In fact, abuse in upper-income families comes with a pathology all its own.

“For one thing, the person who holds more financial strings is in a position to be above the law,” said Weitzman, as she noted that 90 percent of the abusers are men. “They can put together legal dream teams their partner can’t begin to compete with. They can wage meritless and frivolous lawsuits, draining the person they are abusing of whatever assets they may have. That kind of abuse takes place in a fiduciary manner and in the courts.”

Weitzman, who will be the guest speaker at a “Women to Women” luncheon at the Park Avenue Club in Florham Park on Tuesday, March 31, has written a book on the subject, Not to People Like Us: Hidden Abuse in Upscale Marriages.

People who are not privy to the workings of abusive relationships, Weitzman said, still have trouble believing such situations exist in wealthy people’s homes.

“Victims and the abusers and the society all hold the myth that it can’t happen to people like us,” she said. “Because that myth exists, often times the helping professions — counselors, therapists, clergy, the courts, and attorneys — inadvertently revictimize the abused person by disbelieving them.

Dianne Finn, a social worker and coordinator of client services at the Rachel Coalition, sees similar patterns of denial and bias.

“The court system expects batterers to look like disheveled crazy people, and when the batterer comes in wearing a suit, and he is educated and successful, there is a tendency to disbelieve he could be abusive,” she said.

‘Narcissistic rage’

Weitzman, a former member of the clinical staff of the Department of Outpatient Adult Psychiatry at the University of Chicago Hospital, said bias extends to the medical professions as well.

“If a poor person goes to an emergency room and says, ‘I’ve been abused,’ she gets a referral right away.”

But, said Weitzman, “the same doctor might be reluctant to question a more affluent woman with an unsatisfactory explanation for a suspicious injury.”

Although the situation is changing, she said, in the past, many helping professionals would be reluctant to risk offending an upper-middle-class or affluent woman by asking about a possible abusive husband. Such women, said Weitzman, are “treated differently because of this blind spot.”

Class differences may also cause tensions when a wife from an affluent marriage seeks to enter a battered women’s shelter.

While some who have sought shelter might not know “where their next rent check is coming from,” said Weitzman, wealthier women may come into the facility and say, “‘My husband cut off my son’s tuition.’ The other victims seem so different to them.”

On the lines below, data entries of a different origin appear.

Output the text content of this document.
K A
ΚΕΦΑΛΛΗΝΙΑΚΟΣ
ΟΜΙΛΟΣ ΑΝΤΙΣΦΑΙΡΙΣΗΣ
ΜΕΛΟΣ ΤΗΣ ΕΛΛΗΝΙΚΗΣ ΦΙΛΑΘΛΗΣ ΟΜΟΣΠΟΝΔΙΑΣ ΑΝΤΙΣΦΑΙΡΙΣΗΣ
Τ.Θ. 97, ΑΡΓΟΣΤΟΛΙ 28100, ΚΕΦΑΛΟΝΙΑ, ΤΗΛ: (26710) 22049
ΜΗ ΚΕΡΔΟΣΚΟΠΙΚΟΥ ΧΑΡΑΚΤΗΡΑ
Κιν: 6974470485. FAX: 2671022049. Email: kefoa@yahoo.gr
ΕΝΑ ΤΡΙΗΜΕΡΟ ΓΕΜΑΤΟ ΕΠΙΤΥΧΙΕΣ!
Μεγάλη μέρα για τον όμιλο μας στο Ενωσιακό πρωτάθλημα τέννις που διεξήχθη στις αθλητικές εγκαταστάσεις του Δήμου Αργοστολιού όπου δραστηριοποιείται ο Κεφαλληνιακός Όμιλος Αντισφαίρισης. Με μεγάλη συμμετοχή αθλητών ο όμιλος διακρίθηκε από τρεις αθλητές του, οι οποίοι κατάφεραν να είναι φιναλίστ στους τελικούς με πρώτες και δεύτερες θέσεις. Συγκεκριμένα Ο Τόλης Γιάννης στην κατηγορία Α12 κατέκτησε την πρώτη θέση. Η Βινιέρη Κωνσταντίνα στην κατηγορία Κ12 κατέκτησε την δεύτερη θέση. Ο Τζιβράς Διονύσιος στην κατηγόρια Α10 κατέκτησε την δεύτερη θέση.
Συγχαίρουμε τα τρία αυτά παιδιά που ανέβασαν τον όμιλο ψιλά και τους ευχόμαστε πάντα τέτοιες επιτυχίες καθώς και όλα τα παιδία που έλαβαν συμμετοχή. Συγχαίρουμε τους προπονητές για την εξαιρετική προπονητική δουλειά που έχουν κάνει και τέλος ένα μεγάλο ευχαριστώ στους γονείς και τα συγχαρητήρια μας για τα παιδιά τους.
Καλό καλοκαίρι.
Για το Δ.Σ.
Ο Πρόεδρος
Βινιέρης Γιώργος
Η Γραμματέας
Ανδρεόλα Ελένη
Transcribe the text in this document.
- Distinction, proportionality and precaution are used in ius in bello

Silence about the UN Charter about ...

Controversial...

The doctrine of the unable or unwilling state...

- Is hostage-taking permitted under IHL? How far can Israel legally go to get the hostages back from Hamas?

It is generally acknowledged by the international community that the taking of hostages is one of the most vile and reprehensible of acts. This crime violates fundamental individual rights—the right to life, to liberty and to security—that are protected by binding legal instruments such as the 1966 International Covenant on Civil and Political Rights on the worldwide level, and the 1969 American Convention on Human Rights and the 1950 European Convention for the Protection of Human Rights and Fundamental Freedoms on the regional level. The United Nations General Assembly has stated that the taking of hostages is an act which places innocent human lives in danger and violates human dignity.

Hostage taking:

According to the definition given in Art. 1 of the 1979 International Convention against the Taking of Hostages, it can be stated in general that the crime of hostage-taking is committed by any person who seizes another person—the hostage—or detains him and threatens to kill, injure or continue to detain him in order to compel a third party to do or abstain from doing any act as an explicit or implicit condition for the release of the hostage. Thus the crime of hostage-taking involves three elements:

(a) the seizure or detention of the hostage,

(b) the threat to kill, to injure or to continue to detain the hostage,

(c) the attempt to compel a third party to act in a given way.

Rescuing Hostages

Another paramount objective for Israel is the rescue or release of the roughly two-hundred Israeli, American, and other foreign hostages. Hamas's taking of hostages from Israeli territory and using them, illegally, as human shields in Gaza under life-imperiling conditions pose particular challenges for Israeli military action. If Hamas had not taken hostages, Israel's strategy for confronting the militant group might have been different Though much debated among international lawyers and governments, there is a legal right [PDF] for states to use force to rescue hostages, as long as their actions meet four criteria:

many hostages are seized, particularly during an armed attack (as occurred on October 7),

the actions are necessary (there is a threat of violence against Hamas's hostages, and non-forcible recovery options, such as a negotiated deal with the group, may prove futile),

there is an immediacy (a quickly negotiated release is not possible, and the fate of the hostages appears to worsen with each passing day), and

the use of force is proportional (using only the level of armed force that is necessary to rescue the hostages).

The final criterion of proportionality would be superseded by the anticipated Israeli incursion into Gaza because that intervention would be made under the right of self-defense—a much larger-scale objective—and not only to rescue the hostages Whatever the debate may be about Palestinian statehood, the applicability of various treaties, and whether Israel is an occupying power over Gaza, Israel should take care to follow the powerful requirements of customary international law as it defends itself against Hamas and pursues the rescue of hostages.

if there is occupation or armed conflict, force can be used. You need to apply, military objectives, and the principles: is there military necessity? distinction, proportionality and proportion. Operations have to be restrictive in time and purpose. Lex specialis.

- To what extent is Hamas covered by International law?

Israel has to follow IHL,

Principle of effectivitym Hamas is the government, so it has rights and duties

According to Weitzman, many affluent women “may be worried about image,” and how their families will react when they “come out” as abuse victims.

As far as their husbands are concerned, “Jewish or not Jewish, the upscale abuser tends to suffer from narcissistic issues that lead to a sense of entitlement that leads to narcissistic rage,” she said.

Weitzman said she receives some 200 e-mails each month from people who have read her book and that many tell her, “‘My God, you wrote about my life.’”

When readers or audience members ask for assistance, she urges them to seek help.

“The first thing I would ask is ‘Are you or anyone in your family in immediate danger?’ If they say ‘yes’ they need to make contact with an agency that can help them get out of the dangerous situation. The first thing they need is to be physically unharmed and safe.”